Made a chocolate cake yesterday.
It was (and what remains, still is) delicious.
The only reason this is important is that I needed a confidence boost.
I enjoy cooking and I'm good at it. So, when I made some vegetable soup last week and it turned out to be as interesting as dishwater, I panicked. It also looked like dishwater. This is not how it works. I can make vegetable soup - done it many, many times with uniformly great results until this one epic failure.
Instant crash of confidence. If I could not make vegetable soup, using the same ingredients and whatnot that I've always used, who knows what else might fail? Possibly I would no longer be able to make cake. This was a tormenting thought. Cake has ALWAYS been my thing. Failing with cake would be unthinkable.
When confronted by a crisis of this nature, I did what I always do. I procrastinated and let my inner self nag me. Surely it was better not to make cake than make cake and fail?
"We're talking about cake here. You've been making cake and cooking regularly since you were 10 years old. And let me remind you, that is now a very long time."

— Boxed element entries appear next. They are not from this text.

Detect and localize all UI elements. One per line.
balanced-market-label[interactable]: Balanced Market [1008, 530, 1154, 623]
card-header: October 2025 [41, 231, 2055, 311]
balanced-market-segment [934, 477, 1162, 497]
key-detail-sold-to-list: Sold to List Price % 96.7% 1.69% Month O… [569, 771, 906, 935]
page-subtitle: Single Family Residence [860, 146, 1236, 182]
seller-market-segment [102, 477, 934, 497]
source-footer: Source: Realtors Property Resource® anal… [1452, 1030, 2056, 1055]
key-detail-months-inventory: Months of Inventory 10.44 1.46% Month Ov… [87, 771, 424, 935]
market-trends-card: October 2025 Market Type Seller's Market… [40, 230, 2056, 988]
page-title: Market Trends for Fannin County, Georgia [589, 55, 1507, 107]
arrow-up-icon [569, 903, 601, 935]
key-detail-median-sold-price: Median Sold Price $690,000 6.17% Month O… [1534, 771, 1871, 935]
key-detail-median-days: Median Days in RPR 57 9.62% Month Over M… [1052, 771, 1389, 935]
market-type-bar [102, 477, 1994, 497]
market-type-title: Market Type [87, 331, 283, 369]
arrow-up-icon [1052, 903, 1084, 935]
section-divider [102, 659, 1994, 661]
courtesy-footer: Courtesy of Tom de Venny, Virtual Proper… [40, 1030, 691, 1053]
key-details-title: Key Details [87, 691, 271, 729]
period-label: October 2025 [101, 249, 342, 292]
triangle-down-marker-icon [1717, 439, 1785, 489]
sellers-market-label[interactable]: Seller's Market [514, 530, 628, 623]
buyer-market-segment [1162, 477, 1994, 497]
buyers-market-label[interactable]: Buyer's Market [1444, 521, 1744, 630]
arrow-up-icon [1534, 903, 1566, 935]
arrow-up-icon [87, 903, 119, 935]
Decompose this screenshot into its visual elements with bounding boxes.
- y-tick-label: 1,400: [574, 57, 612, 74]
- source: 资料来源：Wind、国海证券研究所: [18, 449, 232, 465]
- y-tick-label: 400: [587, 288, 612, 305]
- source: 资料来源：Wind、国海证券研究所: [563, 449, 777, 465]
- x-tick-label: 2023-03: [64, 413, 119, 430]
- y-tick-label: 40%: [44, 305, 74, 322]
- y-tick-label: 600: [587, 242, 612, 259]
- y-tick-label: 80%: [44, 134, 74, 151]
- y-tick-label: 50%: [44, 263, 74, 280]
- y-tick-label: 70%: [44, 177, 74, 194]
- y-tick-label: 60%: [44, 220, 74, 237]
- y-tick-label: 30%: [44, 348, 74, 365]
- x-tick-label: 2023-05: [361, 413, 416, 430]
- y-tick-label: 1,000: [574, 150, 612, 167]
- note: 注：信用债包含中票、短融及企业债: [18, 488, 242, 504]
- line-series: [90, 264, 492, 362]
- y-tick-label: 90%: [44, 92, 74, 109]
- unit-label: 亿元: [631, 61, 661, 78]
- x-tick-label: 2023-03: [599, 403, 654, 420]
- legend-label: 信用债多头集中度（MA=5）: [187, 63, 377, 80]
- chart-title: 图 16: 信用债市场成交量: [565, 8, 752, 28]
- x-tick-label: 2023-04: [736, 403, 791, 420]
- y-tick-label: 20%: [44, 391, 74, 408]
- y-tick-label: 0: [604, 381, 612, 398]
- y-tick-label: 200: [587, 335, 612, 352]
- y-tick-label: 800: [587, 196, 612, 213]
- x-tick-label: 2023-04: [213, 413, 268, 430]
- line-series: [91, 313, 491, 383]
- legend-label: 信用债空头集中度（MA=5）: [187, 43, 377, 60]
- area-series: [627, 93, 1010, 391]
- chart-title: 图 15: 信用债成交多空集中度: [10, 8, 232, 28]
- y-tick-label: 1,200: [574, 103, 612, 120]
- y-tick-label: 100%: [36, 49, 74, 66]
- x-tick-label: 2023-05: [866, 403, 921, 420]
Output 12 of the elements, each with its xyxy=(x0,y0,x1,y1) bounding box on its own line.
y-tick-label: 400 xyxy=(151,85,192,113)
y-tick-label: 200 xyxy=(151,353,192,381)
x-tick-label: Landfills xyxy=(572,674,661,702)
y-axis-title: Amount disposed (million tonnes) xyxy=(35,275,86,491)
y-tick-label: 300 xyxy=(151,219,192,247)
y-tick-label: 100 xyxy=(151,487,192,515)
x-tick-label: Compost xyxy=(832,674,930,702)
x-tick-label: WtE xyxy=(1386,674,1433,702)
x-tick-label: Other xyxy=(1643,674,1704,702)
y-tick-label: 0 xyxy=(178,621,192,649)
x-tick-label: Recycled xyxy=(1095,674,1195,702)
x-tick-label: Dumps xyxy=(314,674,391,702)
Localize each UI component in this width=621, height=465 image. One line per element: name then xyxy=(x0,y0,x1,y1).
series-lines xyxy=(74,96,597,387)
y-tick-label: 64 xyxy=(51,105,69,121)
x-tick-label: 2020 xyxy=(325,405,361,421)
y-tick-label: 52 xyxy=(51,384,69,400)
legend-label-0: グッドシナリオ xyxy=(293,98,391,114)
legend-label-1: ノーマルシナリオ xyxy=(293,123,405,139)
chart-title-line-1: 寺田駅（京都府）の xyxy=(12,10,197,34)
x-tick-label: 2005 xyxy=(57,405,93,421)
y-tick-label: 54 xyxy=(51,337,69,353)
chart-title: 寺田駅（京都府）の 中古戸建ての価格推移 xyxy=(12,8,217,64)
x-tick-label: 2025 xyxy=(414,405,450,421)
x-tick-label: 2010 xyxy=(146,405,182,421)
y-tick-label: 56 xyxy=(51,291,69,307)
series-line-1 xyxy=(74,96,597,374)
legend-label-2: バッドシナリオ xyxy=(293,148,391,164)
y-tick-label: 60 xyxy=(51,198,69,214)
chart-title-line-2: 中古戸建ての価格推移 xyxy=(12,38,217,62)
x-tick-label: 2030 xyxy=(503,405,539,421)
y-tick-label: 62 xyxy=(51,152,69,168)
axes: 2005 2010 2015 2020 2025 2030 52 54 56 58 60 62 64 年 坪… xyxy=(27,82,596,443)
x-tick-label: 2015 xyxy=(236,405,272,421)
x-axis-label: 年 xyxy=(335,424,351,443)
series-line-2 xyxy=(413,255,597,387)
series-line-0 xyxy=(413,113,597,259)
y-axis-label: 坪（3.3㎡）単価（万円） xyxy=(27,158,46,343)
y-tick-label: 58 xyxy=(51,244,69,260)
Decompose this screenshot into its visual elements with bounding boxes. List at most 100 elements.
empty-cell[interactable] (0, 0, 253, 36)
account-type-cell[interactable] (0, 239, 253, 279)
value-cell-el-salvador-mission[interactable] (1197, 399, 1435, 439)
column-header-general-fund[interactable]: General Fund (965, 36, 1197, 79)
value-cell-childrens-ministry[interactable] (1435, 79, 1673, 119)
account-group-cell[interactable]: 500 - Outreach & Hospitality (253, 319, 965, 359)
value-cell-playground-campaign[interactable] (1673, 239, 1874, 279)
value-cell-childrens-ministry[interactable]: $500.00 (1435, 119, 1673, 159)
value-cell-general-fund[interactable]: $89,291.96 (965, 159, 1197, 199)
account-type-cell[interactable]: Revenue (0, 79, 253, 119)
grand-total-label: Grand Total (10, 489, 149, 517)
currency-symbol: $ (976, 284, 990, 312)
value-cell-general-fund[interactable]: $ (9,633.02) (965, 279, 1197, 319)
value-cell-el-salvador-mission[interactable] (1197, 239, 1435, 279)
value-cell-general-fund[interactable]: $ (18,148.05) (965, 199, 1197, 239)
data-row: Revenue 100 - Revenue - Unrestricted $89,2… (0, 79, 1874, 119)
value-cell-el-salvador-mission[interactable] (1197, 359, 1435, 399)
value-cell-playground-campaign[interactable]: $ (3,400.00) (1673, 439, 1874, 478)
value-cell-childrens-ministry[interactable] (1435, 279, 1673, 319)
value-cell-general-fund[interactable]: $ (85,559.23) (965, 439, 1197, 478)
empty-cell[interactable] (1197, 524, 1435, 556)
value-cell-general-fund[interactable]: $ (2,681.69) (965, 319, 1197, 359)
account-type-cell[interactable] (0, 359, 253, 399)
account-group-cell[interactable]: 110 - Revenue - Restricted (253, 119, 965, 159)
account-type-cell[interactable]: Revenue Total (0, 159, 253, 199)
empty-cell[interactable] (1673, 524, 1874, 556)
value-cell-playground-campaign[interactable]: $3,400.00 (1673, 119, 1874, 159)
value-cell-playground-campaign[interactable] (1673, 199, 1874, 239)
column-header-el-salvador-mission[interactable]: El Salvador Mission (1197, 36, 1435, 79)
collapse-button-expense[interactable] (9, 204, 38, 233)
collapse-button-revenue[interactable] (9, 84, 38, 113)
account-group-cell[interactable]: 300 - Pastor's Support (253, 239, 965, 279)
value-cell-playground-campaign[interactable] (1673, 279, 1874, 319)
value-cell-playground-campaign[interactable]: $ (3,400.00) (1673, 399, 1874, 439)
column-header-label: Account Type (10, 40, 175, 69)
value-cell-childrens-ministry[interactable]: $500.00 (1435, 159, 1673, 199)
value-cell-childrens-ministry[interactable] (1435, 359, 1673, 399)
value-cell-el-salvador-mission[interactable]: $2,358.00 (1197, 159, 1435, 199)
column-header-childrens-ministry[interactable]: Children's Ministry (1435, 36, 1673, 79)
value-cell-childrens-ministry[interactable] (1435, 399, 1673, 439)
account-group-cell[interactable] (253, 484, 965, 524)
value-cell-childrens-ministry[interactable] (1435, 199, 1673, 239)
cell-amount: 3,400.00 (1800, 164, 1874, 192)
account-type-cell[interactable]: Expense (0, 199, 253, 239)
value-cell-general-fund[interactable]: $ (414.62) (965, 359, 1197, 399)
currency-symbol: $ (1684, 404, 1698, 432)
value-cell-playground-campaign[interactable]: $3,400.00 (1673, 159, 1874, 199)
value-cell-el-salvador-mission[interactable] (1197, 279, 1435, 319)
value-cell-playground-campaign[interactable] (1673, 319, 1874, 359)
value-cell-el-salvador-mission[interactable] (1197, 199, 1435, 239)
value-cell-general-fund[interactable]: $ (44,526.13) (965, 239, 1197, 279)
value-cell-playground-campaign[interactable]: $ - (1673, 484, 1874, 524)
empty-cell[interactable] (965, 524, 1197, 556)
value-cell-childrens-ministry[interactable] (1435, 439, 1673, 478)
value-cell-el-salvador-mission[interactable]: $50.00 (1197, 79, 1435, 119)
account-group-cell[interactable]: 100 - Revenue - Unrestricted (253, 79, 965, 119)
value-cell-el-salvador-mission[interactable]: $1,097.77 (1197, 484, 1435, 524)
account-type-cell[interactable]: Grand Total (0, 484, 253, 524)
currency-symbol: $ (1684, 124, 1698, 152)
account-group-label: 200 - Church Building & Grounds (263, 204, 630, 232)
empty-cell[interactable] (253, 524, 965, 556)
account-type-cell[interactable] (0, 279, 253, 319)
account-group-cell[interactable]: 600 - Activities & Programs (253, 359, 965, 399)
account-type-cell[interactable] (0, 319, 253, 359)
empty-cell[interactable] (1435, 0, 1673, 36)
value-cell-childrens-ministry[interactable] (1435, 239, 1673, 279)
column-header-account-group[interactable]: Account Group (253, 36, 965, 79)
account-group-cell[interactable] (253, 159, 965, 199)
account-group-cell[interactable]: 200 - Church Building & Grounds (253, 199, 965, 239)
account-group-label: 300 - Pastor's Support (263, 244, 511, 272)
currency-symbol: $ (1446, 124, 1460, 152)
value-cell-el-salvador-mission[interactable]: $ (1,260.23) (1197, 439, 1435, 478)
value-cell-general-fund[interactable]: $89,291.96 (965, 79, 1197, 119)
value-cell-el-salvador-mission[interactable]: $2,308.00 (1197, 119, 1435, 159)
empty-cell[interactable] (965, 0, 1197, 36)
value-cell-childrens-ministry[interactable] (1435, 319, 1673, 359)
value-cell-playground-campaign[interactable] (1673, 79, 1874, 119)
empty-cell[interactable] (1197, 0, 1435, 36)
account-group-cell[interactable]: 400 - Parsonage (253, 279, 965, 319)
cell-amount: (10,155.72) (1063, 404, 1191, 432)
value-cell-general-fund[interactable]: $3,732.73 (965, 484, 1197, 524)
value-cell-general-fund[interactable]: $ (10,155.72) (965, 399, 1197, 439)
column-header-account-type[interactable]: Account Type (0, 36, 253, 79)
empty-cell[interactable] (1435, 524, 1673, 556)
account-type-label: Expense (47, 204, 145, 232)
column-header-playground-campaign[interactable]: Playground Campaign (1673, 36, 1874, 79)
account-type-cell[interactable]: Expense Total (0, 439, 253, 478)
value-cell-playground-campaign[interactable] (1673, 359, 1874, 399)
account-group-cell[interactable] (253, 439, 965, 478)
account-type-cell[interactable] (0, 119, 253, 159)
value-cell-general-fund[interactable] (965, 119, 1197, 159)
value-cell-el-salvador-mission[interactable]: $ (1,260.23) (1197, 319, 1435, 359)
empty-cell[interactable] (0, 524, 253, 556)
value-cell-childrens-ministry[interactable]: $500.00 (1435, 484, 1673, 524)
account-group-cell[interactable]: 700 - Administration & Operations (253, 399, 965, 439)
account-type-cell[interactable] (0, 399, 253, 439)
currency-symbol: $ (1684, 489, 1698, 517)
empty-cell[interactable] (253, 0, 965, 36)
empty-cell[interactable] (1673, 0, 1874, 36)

"Gee. Thanks, inner self. You really know how to give a person a boost."
"It's not meant to give you a boost, moron. It's a reality check. Get that butter out of the fridge and BAKE."
My inner self has these dictatorial tendencies. I cringed away and whimpered. And got the butter out of the fridge and baked. In a blur. On auto-pilot. In exactly the same way that I'd made the failed soup that started this whole confidence crisis.
It worked. I feel better now. I still don't know what went wrong with the soup, mind.
This probably has wider applications, but I'll take being able to cook again for now.
It looks delicious... and to a self-confessed chocoholic, such as myself, it looks bloody gorgeous!